Self-doubt vs braggadocio

“Don’t believe everything you read folks,” tweeted Jessica Chastain. “Snark sells but maybe it’s time we move beyond it.”

Snark is definitely to be found in the New Yorker article. Not unlike Kendall Roy, Strong comes across as insecure, needy, humourless and oscillating between self-doubt and braggadocio. But the piece also gives a sense of how he came to acting from an untypical lower-middle-class background, struggled through setback after setback throughout his 20s and most of his 30s, and has only established himself as an in-demand character actor in the last few years, largely due to Succession.
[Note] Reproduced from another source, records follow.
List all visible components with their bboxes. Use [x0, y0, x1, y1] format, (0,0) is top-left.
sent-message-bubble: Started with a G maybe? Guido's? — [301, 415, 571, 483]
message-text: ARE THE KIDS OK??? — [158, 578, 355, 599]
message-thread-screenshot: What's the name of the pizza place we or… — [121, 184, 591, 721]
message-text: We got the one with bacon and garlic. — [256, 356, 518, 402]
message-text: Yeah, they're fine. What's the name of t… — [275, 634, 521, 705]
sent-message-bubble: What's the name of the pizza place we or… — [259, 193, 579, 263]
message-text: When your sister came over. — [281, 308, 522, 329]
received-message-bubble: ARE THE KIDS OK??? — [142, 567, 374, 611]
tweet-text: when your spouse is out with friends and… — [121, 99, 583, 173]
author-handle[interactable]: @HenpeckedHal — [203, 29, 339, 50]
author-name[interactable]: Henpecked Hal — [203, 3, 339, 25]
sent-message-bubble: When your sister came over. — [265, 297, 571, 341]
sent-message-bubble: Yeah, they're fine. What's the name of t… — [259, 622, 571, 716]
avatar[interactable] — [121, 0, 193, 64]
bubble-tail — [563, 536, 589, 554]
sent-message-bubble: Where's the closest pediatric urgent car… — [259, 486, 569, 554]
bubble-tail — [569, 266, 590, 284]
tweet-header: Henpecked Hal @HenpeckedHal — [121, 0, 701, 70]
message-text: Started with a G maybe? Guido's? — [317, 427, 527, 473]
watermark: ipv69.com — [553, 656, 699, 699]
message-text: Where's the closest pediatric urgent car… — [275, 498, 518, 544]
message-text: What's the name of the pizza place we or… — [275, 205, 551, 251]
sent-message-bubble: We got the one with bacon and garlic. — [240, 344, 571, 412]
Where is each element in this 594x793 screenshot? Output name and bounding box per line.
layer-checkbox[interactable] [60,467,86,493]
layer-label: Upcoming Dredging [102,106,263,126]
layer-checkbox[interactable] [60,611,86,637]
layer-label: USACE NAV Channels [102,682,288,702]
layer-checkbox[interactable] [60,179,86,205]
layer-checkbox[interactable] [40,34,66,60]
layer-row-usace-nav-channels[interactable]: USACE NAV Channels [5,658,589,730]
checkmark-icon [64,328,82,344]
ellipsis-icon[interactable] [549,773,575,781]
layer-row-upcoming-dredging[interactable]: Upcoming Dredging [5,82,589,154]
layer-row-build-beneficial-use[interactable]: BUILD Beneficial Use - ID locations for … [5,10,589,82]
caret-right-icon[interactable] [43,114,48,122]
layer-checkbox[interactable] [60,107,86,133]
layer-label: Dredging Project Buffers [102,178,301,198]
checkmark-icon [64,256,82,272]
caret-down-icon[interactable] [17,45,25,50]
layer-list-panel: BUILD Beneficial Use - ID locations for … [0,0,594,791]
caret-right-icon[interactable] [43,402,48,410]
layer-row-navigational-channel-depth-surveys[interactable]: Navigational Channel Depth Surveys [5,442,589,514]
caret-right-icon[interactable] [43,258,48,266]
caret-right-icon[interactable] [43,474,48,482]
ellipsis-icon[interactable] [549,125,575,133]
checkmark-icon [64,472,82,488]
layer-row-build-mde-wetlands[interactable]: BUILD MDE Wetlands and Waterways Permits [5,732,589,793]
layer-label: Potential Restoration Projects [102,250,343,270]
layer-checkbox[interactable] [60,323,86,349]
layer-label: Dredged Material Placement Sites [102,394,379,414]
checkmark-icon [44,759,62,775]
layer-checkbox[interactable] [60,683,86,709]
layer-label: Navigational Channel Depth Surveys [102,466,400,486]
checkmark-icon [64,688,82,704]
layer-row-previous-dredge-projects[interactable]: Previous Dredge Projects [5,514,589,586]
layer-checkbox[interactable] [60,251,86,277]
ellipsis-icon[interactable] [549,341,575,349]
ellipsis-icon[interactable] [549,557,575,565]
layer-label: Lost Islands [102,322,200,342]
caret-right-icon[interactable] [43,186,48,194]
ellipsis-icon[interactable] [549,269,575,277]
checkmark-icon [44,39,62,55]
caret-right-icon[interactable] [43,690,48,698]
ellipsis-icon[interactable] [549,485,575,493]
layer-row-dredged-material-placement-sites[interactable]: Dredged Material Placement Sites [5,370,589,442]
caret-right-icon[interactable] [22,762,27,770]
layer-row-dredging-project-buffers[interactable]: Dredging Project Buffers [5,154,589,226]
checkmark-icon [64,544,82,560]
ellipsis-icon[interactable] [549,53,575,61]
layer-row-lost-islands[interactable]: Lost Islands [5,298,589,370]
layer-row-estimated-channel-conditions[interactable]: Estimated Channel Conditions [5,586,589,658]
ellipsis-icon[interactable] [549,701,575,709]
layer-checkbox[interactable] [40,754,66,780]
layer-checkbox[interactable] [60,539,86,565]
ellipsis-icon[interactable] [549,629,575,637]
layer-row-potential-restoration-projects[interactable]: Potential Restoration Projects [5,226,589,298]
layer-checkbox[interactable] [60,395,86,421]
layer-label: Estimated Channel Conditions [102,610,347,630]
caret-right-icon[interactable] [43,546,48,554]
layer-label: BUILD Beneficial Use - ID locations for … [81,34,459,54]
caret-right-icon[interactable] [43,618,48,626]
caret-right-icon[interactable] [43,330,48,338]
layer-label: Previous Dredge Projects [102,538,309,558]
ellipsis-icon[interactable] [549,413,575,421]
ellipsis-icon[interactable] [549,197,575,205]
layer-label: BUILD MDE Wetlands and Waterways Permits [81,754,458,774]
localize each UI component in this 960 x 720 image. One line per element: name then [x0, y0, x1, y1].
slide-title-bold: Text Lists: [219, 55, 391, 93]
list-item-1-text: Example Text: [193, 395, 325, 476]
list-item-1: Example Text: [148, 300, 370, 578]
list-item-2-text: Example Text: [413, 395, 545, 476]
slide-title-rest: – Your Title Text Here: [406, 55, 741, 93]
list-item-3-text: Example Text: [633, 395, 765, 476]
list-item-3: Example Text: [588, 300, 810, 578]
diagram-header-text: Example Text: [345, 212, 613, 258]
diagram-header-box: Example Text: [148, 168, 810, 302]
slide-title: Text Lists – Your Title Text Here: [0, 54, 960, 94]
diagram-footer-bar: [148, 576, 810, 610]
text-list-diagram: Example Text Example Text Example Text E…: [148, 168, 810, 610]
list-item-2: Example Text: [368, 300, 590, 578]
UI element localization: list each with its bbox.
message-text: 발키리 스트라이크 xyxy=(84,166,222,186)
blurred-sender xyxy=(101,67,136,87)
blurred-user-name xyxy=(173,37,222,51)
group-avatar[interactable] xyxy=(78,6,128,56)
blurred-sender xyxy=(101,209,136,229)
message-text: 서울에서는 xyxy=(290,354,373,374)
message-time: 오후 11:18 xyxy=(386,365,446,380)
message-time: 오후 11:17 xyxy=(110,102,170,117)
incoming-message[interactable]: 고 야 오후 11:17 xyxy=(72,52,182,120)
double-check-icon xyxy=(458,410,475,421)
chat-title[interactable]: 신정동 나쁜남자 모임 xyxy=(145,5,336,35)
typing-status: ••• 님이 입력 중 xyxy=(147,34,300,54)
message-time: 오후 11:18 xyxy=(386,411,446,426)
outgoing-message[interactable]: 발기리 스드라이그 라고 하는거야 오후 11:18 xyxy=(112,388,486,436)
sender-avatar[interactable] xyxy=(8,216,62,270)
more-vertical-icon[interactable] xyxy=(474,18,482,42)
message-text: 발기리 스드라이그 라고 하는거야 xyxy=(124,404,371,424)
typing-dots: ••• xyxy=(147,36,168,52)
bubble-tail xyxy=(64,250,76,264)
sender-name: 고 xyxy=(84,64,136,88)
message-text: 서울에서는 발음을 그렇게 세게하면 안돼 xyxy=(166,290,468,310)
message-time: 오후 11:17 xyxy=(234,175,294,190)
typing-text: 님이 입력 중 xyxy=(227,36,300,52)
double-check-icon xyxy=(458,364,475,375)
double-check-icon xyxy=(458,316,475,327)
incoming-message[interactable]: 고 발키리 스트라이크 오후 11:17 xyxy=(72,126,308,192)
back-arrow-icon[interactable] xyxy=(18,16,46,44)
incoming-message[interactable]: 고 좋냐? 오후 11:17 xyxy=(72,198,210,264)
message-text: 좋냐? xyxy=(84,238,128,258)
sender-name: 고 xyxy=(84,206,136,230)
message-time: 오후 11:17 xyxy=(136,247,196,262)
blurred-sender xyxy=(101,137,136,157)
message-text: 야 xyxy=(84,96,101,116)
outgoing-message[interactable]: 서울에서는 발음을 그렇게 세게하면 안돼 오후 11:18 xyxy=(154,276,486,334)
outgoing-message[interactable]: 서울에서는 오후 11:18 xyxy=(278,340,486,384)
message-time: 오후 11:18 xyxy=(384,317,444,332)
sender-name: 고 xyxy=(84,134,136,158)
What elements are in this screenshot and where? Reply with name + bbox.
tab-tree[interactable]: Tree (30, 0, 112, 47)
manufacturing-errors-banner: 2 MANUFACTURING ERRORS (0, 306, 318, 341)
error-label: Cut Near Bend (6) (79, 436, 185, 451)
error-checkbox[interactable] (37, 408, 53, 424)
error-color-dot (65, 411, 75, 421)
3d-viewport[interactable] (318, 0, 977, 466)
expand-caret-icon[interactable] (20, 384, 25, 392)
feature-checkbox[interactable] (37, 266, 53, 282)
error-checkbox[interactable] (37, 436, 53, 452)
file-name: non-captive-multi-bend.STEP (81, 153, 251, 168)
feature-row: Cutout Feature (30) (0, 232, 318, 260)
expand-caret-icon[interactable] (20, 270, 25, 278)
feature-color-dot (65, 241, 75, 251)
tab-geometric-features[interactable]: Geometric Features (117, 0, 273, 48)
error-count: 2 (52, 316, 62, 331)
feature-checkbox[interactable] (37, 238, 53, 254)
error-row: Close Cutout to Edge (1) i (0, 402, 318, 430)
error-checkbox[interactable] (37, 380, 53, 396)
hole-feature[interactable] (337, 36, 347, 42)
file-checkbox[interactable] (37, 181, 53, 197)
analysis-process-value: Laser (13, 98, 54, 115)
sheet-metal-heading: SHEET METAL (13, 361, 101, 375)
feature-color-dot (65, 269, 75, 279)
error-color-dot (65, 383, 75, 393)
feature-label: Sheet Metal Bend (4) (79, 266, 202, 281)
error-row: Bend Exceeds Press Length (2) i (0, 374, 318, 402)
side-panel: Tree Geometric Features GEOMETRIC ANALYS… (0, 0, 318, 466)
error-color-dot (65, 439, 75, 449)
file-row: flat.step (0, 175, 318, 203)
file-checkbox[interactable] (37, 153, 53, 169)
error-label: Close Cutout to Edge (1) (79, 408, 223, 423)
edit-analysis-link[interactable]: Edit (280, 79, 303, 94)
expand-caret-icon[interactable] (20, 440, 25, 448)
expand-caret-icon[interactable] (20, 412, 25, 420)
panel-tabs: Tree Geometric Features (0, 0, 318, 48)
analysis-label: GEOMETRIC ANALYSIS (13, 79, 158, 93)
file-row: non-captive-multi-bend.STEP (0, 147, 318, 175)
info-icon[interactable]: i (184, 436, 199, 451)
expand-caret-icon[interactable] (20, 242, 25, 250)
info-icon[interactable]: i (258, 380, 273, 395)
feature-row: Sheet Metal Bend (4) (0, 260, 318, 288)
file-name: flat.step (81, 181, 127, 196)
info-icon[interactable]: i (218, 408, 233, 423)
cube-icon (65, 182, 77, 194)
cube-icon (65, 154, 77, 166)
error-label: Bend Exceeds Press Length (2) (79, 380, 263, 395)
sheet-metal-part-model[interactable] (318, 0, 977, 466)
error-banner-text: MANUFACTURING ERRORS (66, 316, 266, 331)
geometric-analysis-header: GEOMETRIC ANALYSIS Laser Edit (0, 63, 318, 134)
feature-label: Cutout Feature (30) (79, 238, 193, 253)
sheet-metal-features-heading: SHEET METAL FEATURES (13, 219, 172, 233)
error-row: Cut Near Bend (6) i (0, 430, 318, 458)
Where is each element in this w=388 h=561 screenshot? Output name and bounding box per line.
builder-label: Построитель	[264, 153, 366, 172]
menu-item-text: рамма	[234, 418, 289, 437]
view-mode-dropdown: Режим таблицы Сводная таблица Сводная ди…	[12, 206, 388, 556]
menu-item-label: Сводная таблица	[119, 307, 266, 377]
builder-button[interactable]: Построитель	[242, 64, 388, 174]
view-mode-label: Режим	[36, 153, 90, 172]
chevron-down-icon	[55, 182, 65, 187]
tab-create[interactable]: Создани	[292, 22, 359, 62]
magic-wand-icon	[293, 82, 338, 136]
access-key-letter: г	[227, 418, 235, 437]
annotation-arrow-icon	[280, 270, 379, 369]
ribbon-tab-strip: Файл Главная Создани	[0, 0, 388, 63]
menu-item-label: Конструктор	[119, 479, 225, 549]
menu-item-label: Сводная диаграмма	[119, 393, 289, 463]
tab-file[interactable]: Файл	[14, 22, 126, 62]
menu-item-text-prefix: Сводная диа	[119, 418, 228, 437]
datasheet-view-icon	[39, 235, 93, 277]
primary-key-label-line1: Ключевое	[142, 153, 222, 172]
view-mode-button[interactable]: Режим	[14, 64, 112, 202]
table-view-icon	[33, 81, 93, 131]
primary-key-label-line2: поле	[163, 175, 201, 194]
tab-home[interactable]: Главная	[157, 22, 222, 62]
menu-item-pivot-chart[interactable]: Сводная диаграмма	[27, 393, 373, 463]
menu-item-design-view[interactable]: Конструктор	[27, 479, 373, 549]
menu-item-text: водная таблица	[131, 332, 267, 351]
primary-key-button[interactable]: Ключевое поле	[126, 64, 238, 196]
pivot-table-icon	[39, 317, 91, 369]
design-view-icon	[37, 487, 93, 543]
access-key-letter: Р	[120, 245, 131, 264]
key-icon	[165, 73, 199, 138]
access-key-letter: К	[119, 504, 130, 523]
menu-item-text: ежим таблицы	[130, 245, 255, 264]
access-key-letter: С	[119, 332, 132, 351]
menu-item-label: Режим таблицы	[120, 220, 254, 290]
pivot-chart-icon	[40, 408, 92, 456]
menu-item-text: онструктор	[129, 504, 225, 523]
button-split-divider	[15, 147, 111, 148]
In other words, it is a fairly rounded portrait of an interesting performer who is finally achieving the goals he has struggled for all his life.

It is, I suppose, possible that every actor currently working at the top of the profession is a rounded human being with no notable personality defects. If that is the case, it must make it very difficult to cast dramas such as Succession, in which each character is more duplicitous, venal and loathsome than the next. From where do these performers find their motivation? The achievement of Schulman’s sardonic piece about what is a very sardonic show is that it gives some genuine insight  into the mysterious, embarrassing, squirmingly difficult space where Jeremy Strong ends and Kendall Roy begins.

Correction: An earlier version of this article incorrectly stated that Jeremy Strong played Abbie Hoffman in The Trial of the Chicago 7.